Por último, merece la pena destacar que el comportamiento
prosocial que se va diferenciando entre muchachos de distintas culturas a
partir de los 6-7 años es, sobre todo, el que conlleva costes. Se trata de una
observación acorde a las predicciones de los modelos de coevolución
genético-cultural que se han citado antes, en el sentido de que las normas
sociales e institucionales ejercen una mayor influencia cuando el
comportamiento beneficioso para el grupo es costoso y, por lo tanto, más
difícil de mantener.
En conclusión, el trabajo de investigación que hemos glosado
en esta anotación pone de manifiesto la existencia de desarrollos diversos del
comportamiento prosocial dependiendo del contexto cultural en el que se desenvuelven
los niños y adolescentes. Los comportamientos cooperativos que conllevan costes
empiezan a divergir a partir de los 6-7 años de edad, y esa divergencia es la
que se acaba manifestando en las edades adultas. Por lo tanto, no cabe
considerar un único modelo de desarrollo ontogenético de la prosocialidad en
nuestra especie, sino que resulta ser muy dependiente del contexto cultural.

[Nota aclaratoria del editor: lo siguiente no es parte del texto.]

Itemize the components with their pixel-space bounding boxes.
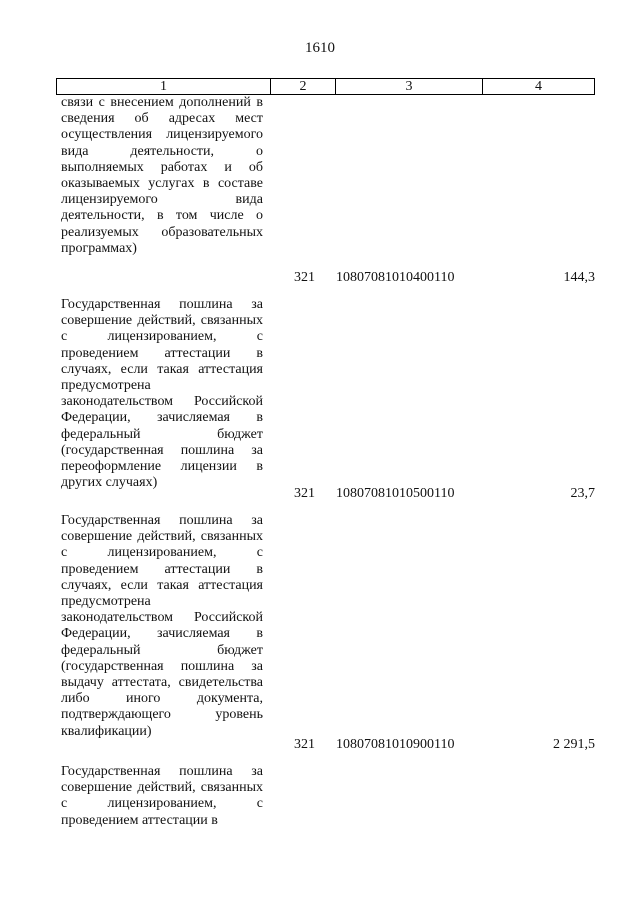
table-header <box>56 78 595 95</box>
table-row <box>61 764 595 834</box>
page-number: 1610 <box>305 40 335 56</box>
row-description: связи с внесением дополнений в сведения об адресах мест осуществления лицензируемого вида деятельности, о выполняемых работах и об оказываемых услугах в составе лицензируемого вида деятельности, в том числе о реализуемых образовательных программах) <box>61 95 263 256</box>
row-admin-code: 321 <box>294 270 315 285</box>
row-amount: 144,3 <box>563 270 595 285</box>
row-kbk-code: 10807081010400110 <box>336 270 455 285</box>
column-header-1: 1 <box>57 79 271 95</box>
row-kbk-code: 10807081010900110 <box>336 737 455 752</box>
table-row <box>61 513 595 758</box>
table-row <box>61 95 595 285</box>
row-description: Государственная пошлина за совершение действий, связанных с лицензированием, с проведением аттестации в случаях, если такая аттестация предусмотрена законодательством Российской Федерации, зачисляемая в федеральный бюджет (государственная пошлина за переоформление лицензии в других случаях) <box>61 297 263 491</box>
row-kbk-code: 10807081010500110 <box>336 486 455 501</box>
row-amount: 23,7 <box>570 486 595 501</box>
row-admin-code: 321 <box>294 486 315 501</box>
row-admin-code: 321 <box>294 737 315 752</box>
row-description: Государственная пошлина за совершение действий, связанных с лицензированием, с проведением аттестации в <box>61 764 263 828</box>
table-row <box>61 297 595 507</box>
row-description: Государственная пошлина за совершение действий, связанных с лицензированием, с проведением аттестации в случаях, если такая аттестация предусмотрена законодательством Российской Федерации, зачисляемая в федеральный бюджет (государственная пошлина за выдачу аттестата, свидетельства либо иного документа, подтверждающего уровень квалификации) <box>61 513 263 739</box>
column-header-3: 3 <box>336 79 483 95</box>
column-header-4: 4 <box>483 79 595 95</box>
column-header-2: 2 <box>271 79 336 95</box>
row-amount: 2 291,5 <box>553 737 595 752</box>
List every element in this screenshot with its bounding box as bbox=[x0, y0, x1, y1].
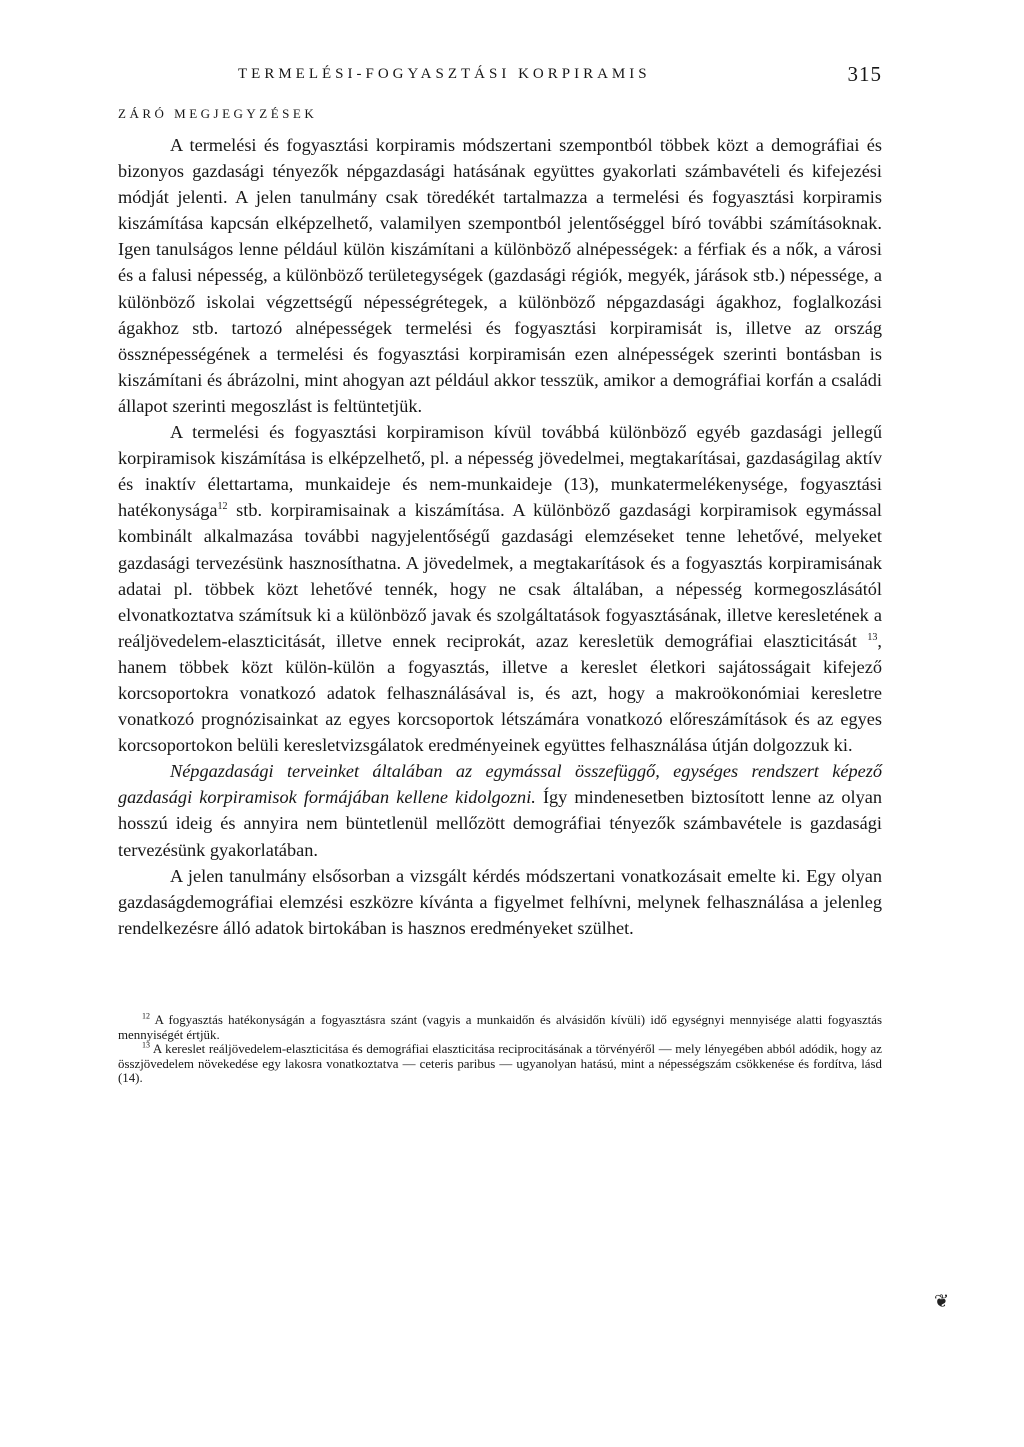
body-text bbox=[118, 132, 882, 941]
margin-ornament-icon: ❦ bbox=[934, 1291, 950, 1311]
paragraph-1: A termelési és fogyasztási korpiramis módszertani szempontból többek közt a demográfiai és bizonyos gazdasági tényezők népgazdasági hatásának együttes gyakorlati számbavételi és kifejezési módját jelenti. A jelen tanulmány csak töredékét tartalmazza a termelési és fogyasztási korpiramis kiszámítása kapcsán elképzelhető, valamilyen szempontból jelentőséggel bíró további számításoknak. Igen tanulságos lenne például külön kiszámítani a különböző alnépességek: a férfiak és a nők, a városi és a falusi népesség, a különböző területegységek (gazdasági régiók, megyék, járások stb.) népessége, a különböző iskolai végzettségű népességrétegek, a különböző népgazdasági ágakhoz, foglalkozási ágakhoz stb. tartozó alnépességek termelési és fogyasztási korpiramisát is, illetve az ország össznépességének a termelési és fogyasztási korpiramisán ezen alnépességek szerinti bontásban is kiszámítani és ábrázolni, mint ahogyan azt például akkor tesszük, amikor a demográfiai korfán a családi állapot szerinti megoszlást is feltüntetjük. bbox=[118, 135, 882, 416]
footnote-ref-12: 12 bbox=[217, 501, 228, 513]
footnote-12-mark: 12 bbox=[142, 1011, 150, 1021]
footnote-12 bbox=[118, 1013, 882, 1042]
paragraph-4: A jelen tanulmány elsősorban a vizsgált kérdés módszertani vonatkozásait emelte ki. Egy olyan gazdaságdemográfiai elemzési eszközre kívánta a figyelmet felhívni, melynek felhasználása a jelenleg rendelkezésre álló adatok birtokában is hasznos eredményeket szülhet. bbox=[118, 865, 882, 938]
page bbox=[118, 62, 882, 1086]
paragraph-3 bbox=[118, 758, 882, 862]
running-head: TERMELÉSI-FOGYASZTÁSI KORPIRAMIS bbox=[238, 66, 651, 82]
paragraph-2-part-a: A termelési és fogyasztási korpiramison kívül továbbá különböző egyéb gazdasági jellegű korpiramisok kiszámítása is elképzelhető, pl. a népesség jövedelmei, megtakarításai, gazdaságilag aktív és inaktív élettartama, munkaideje és nem-munkaideje (13), munkatermelékenysége, fogyasztási hatékonysága bbox=[118, 422, 882, 521]
paragraph-2 bbox=[118, 419, 882, 758]
footnote-13-mark: 13 bbox=[142, 1040, 150, 1050]
paragraph-3-rest: Így mindenesetben biztosított lenne az olyan hosszú ideig és annyira nem büntetlenül mellőzött demográfiai tényezők számbavétele is gazdasági tervezésünk gyakorlatában. bbox=[118, 787, 882, 860]
page-header bbox=[118, 62, 882, 96]
paragraph-2-part-b: stb. korpiramisainak a kiszámítása. A különböző gazdasági korpiramisok egymással kombinált alkalmazása további nagyjelentőségű gazdasági elemzéseket tenne lehetővé, melyeket gazdasági tervezésünk hasznosíthatna. A jövedelmek, a megtakarítások és a fogyasztás korpiramisának adatai pl. többek közt lehetővé tennék, hogy ne csak általában, a népesség kormegoszlásától elvonatkoztatva számítsuk ki a különböző javak és szolgáltatások fogyasztásának, illetve keresletének a reáljövedelem-elaszticitását, illetve ennek reciprokát, azaz keresletük demográfiai elaszticitását bbox=[118, 500, 882, 651]
footnotes bbox=[118, 1013, 882, 1086]
footnote-13 bbox=[118, 1042, 882, 1086]
paragraph-2-part-c: , hanem többek közt külön-külön a fogyasztás, illetve a kereslet életkori sajátosságait kifejező korcsoportokra vonatkozó adatok felhasználásával is, és azt, hogy a makroökonómiai keresletre vonatkozó prognózisainkat az egyes korcsoportok létszámára vonatkozó előreszámítások és az egyes korcsoportokon belüli keresletvizsgálatok eredményeinek együttes felhasználása útján dolgozzuk ki. bbox=[118, 630, 882, 756]
footnote-ref-13: 13 bbox=[867, 631, 878, 643]
section-title: ZÁRÓ MEGJEGYZÉSEK bbox=[118, 106, 318, 121]
footnote-12-text: A fogyasztás hatékonyságán a fogyasztásra szánt (vagyis a munkaidőn és alvásidőn kívüli) idő egységnyi mennyisége alatti fogyasztás mennyiségét értjük. bbox=[118, 1012, 882, 1042]
footnote-13-text: A kereslet reáljövedelem-elaszticitása és demográfiai elaszticitása reciprocitásának a törvényéről — mely lényegében abból adódik, hogy az összjövedelem növekedése egy lakosra vonatkoztatva — ceteris paribus — ugyanolyan hatású, mint a népességszám csökkenése és fordítva, lásd (14). bbox=[118, 1042, 882, 1086]
paragraph-3-italic: Népgazdasági terveinket általában az egymással összefüggő, egységes rendszert képező gazdasági korpiramisok formájában kellene kidolgozni. bbox=[118, 761, 882, 808]
page-number: 315 bbox=[847, 62, 882, 86]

Fuente: B. R. House, J. B. Silk, J.
Henrich, H. C. Barrett, B. A. Scelza, A. H. Boyette, B. S. Hewlett, R.
McElreath y S. Laurence (2013): Ontogeny of prosocial behavior across diverse
societies. PNAS 110 (36): 14586-14591
1 comentario:
Es un estudio bastante interesante y significativo.
Yo diría que desde el punto de vista del gen egoísta, para el organismo humano en desarrollo el medio ambiente es en gran medida su sociedad, por lo que a lo que ha de adaptarse es a la misma. Por tanto su fenotipo comportamental será moldeado con la interacción genética con su medio. El hecho de que apenas se haya apreciado influencia en el desarrollo cognitivo y comportamental de niños menores de 6 años refuerza la idea de que, hasta esa edad, el programa genético determina pautas universales: aprender a andar, desarrollar el lenguaje (sea el que sea), reconocer caras y buscar estimulación social...y un larguísimo etcétera.